Most FCAs provide that a whistleblower that “prevails” in the litigation is entitled to its reasonable attorneys’ fees, costs and expenses.  Courts have ruled that a whistleblower is deemed to have “prevailed” when it enters into a court-approved settlement.  In the event you decide to settle, be prepared to compensate the whistleblower for its reasonable attorneys’ fees, costs and expenses, without regard to the merits of the underlying claim.  Fees and expenses also can be awarded to the state.

9.  Use state audits for protection.

Take steps now to keep yourself from being named in this type of litigation.  Disclose your “no tax” positions to state auditors and get their approval, in writing if you can (or preserved in an internal memo if you cannot).  Evidence of a state’s favorable review of an issue on audit is extraordinarily helpful in defeating a whistleblower’s subsequent claim of a deliberate, knowing failure to collect and remit a particular tax.

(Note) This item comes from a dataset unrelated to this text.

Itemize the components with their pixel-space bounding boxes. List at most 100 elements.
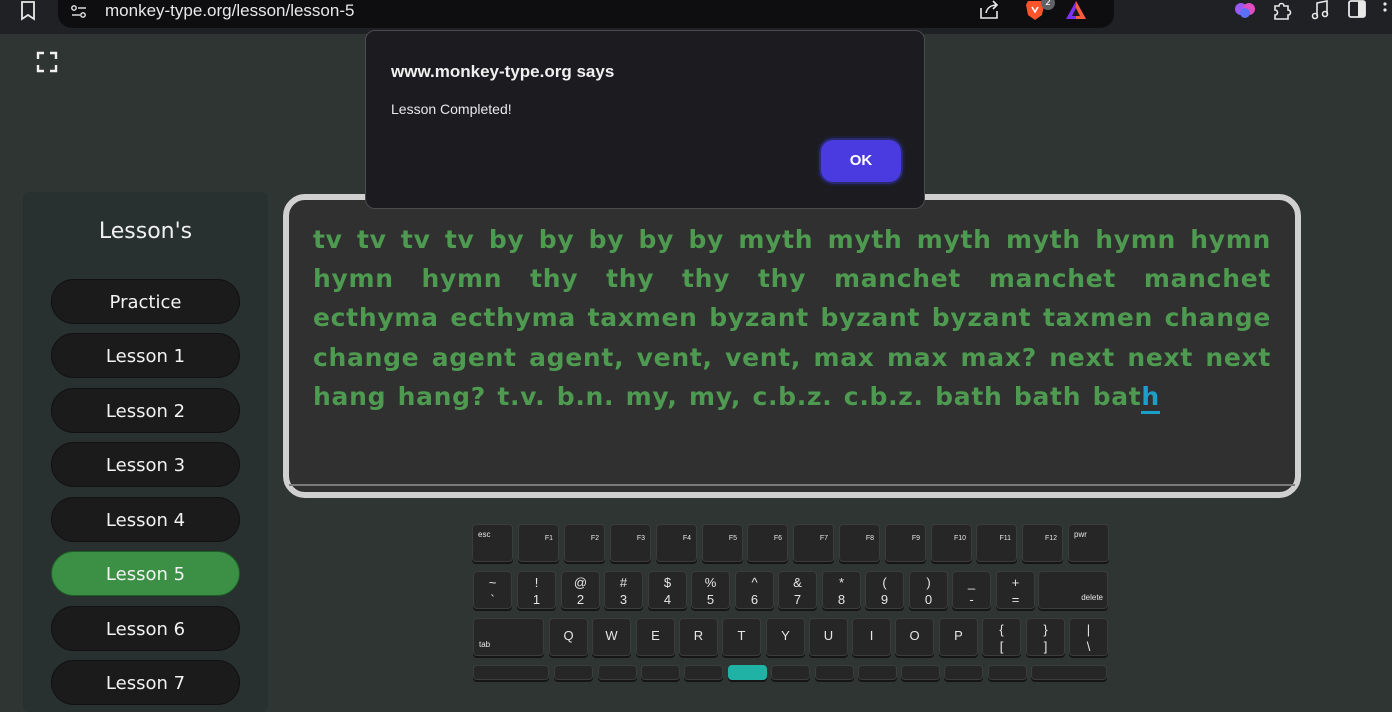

10.  Recognize the inherent limitation of relying upon secondary sources.

Secondary sources can provide a good overview of a state’s tax structure.  Do not assume, however, that such sources are always up to date or accurate, or that your reliance on information contained in such sources can absolve you from any whistleblower claim.  Secondary sources do miss new developments, as well as the nuances that may be created by case law.

Make sure that someone in your organization is responsible for following new state tax developments.  If your organization prepares a regular survey of state tax obligations, keep the document up to date.  Conduct your reviews as frequently as the title (for example “annual survey”) of the document suggests.

11.  Consider the risk of FCA litigation in your tax planning.  

When deciding whether to take a particular tax position, consider not just the possible penalties and interest associated with an adverse audit determination, but also the risk of FCA or class action litigation.  Risky tax positions can be fodder for such litigation.

12.  Lobby for the amendment of bad laws.

Speak up in favor of the amendment of existing state FCAs to exclude tax claims, or other modifications designed to limit a whistleblower’s right to file tax-related claims.  The proposed amendment to the Illinois FCA statute was introduced after the House Revenue and Finance Committee held a public hearing on FCA abuse in the tax arena at which taxpayers testified about the expense and disruption caused by the litigation.

While most would agree that there are contexts in which whistleblower claims are useful in ferreting out government fraud and abuse, the use of such claims in the state tax arena is problematic at best, especially as many of such laws are currently enacted.  If you have the misfortune of being named in one of these suits, rely on the above principles to guide you through the litigation.